ABSTRACT

One of the key findings in the first wave of fan studies research was both the existence of slash fan fiction that romantically pairs men who are not gay in the source texts and the fact that these stories were written by heterosexual women. This was seen as a way for people ill-served by media to rework media texts to meet their needs, as well as for people who were discouraged from sexual agency to claim such agency and explore desire, and therefore interpreted as progressive. Each of the components of this narrative have been complicated by subsequent research. Fans are not necessarily heterosexual, either because they hold an identity as lesbian, bisexual, or queer or because writing fan fiction is a practice of eroticism between women.

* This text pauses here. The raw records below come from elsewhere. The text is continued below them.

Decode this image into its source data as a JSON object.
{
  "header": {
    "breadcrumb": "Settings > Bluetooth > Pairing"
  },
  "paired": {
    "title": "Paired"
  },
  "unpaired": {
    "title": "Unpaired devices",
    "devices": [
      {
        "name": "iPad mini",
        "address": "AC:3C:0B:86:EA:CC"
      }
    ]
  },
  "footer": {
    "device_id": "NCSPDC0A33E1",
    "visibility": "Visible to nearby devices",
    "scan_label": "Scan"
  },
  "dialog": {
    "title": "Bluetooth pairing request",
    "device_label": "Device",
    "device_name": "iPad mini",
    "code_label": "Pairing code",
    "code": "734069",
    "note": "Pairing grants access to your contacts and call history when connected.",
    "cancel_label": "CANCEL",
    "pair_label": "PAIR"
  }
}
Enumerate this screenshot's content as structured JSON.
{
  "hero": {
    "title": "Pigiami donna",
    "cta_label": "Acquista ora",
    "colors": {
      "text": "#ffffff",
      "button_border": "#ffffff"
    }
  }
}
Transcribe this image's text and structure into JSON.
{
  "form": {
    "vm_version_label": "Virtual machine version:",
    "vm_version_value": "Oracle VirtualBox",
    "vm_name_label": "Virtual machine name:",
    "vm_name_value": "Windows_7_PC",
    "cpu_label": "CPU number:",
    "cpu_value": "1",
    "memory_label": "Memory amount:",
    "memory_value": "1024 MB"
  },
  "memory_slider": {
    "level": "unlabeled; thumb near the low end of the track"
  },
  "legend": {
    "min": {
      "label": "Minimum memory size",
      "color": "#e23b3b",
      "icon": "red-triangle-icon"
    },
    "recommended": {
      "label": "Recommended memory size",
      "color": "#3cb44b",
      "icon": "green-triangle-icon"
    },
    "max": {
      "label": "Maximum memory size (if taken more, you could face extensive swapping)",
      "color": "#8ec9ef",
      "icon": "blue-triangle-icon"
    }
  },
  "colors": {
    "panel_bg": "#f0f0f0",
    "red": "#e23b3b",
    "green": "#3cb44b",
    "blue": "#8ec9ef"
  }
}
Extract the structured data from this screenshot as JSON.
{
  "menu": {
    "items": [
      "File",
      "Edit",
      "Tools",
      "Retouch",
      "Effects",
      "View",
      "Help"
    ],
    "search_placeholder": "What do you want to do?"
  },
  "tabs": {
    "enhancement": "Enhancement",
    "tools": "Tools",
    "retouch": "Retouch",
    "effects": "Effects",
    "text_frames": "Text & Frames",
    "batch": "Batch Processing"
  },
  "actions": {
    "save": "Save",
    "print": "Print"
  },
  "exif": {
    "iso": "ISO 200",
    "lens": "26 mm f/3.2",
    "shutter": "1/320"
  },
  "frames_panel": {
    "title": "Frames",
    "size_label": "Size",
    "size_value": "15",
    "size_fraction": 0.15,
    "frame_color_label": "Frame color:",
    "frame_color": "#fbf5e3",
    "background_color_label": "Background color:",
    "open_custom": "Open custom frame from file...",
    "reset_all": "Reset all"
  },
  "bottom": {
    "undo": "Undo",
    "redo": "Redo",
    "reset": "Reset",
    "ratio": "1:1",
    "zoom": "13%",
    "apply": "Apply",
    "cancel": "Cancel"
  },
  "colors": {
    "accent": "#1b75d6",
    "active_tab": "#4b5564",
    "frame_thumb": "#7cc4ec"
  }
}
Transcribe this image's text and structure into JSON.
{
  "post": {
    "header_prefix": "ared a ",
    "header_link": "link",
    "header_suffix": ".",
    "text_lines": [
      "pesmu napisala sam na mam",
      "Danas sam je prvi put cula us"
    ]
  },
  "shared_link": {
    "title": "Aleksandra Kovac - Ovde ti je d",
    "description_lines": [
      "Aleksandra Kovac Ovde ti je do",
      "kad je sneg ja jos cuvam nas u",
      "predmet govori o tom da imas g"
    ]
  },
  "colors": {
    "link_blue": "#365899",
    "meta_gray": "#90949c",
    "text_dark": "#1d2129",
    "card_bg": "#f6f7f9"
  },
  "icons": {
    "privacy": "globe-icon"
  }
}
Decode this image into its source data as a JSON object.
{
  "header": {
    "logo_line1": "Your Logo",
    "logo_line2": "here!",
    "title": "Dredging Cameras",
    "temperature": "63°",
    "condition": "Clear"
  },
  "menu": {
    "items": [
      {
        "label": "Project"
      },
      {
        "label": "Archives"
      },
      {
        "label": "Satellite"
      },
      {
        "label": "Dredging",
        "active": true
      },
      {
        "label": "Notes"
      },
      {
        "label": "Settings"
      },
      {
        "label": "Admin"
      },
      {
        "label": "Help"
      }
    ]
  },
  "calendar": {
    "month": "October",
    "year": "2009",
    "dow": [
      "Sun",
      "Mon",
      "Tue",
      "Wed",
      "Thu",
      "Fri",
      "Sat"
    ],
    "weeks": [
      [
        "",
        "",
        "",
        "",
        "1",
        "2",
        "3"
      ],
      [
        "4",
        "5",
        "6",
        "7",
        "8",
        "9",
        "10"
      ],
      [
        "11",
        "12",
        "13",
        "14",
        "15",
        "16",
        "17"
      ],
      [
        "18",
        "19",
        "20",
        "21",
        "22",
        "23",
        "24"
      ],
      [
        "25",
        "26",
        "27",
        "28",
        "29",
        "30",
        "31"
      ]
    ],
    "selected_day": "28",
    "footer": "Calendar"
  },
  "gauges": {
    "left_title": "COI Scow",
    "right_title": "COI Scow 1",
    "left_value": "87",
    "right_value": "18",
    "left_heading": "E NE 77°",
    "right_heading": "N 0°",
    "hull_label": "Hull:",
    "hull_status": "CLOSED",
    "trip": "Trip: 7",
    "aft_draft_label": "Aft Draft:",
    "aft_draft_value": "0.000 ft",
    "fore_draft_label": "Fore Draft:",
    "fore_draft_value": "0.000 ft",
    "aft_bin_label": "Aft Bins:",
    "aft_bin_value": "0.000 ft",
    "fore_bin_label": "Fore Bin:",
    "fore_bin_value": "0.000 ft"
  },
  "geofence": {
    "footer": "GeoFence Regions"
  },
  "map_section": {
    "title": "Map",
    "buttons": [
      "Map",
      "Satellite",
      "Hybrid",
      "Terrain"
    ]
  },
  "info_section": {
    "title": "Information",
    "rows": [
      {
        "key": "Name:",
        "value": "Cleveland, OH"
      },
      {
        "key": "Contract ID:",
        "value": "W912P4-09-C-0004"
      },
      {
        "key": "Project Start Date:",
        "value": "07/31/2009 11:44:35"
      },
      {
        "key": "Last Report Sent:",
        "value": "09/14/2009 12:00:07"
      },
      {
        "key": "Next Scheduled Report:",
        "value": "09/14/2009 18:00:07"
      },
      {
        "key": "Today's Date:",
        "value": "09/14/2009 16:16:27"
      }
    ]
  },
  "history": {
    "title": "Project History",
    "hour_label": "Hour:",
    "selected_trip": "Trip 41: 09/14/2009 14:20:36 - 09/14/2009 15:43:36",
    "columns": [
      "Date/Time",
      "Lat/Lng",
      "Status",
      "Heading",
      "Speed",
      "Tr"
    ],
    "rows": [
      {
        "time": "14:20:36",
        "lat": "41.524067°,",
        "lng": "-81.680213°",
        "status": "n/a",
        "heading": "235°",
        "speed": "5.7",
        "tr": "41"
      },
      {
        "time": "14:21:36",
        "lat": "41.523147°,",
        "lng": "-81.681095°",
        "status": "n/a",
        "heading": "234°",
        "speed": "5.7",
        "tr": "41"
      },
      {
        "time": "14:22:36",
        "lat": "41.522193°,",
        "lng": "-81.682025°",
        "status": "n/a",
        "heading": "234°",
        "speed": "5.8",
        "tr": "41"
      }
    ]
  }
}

Fan fiction is also not exclusively written about pairs of men, as research into femslash has shown. Fans are not all women, which has been explored by studies of the role of masculinity in fandom. Research has also complicated the ways that the formulation “straight women” in early fan studies had an implicit modifier of “white,” with scholars both interrogating the role of unexamined whiteness in fandom and pushing to explore the particular experiences of fans of color. Finally, research is beginning to unravel the ways that fandom is not necessarily progressive, including the role of whiteness as politically regressive, the ways slash fiction and its writers can be homophobic, and the role of homonormativity in producing fan desires for domesticity, childbearing, and property ownership as the goal of fan fiction and media representation alike.